Entró al residencial y retiró del tablero la llave de su habitación. Con pesadez, con minuciosa lentitud, subió la escalera. Contó los escalones: eran veintidós. Aunque no estaba seguro. Quizá fueran más o menos, pues en algún momento debió haber perdido la cuenta. De todos modos, no importaba: jamás volvería a contarlos. Mañana abandonaría el residencial. Llegó a su habitación, introdujo la llave en la cerradura y abrió la puerta.
Entró.
Se quitó el impermeable y lo arrojó sobre la cama.

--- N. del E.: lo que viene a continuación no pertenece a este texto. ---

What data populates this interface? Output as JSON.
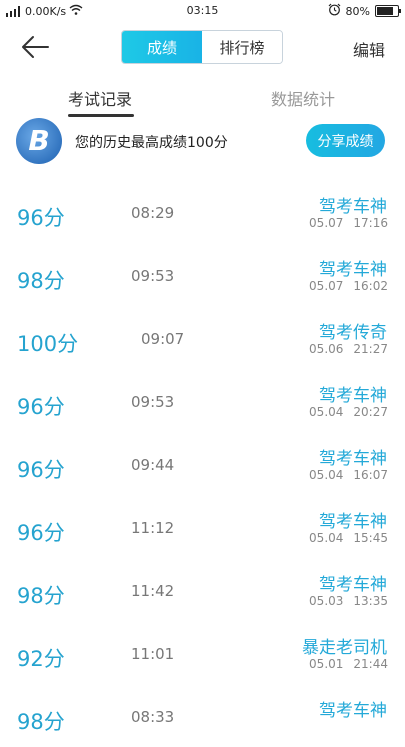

Fue hasta el baño, tomó el dentífrico, el cepillo y se lavó los dientes. Miró su rostro en el espejo. Tenía los ojos enrojecidos, ojeras, y un par de profundas arrugas en la frente y a los costados de la boca. No era nada. Estaba cansado. Ahora necesitaba dormir. Solamente. Sobre todo: no pensar en nada. Mañana volvería a su chalecito de la calle Lugones, y allí, sereno, tomando un mate después de una buena siesta, o fumando un cigarrillo mientras escuchaba alguno de sus valses preferidos, podría volver a poner en orden sus pensamientos. Se encogió de hombros. Un trabajo había salido mal, ¿y qué? No se acababa el mundo por eso.
Se quitó la sobaquera con la Luger. Lástima que faltara tanto para el sábado, pensó mientras observaba el arma. Porque las ganas de irse hasta la casa de Florencio Varela las tenía ahora. Ahora: irse hasta allí, practicar con el arma, jugar un rato con Príncipe y encontrarse con Ángela, aceptarle el café que seguramente le tendría preparado en la cocina, charlar un buen rato con ella, contarle, ¿por qué no?, que las cosas no habían salido bien esa semana, sin necesidad de aclararle qué cosas, sino simplemente contarle, contarle lo que le pasaba, para que ella entendiera por qué andaba así, medio triste, apagado.
Un trabajo había salido mal, ¿y qué?
Con repentina furia, arrojó la Luger sobre la cama. Se tomó la cara entre las manos y algo semejante a un quejido o quizá a un sollozo le atravesó el pecho. Volvió al baño y se lavó la cara. Consiguió serenarse.
Tomó su valija y la colocó sobre la cama. Sin prisa, mecánicamente casi, empezó a guardar su ropa. Algunas camisas, corbatas, un par de pantalones. Advirtió entonces que la atmósfera de la habitación era sofocante. Fue hasta la ventana y la abrió de par en par. Miró hacia afuera.
Había luz en el departamento de Külpe.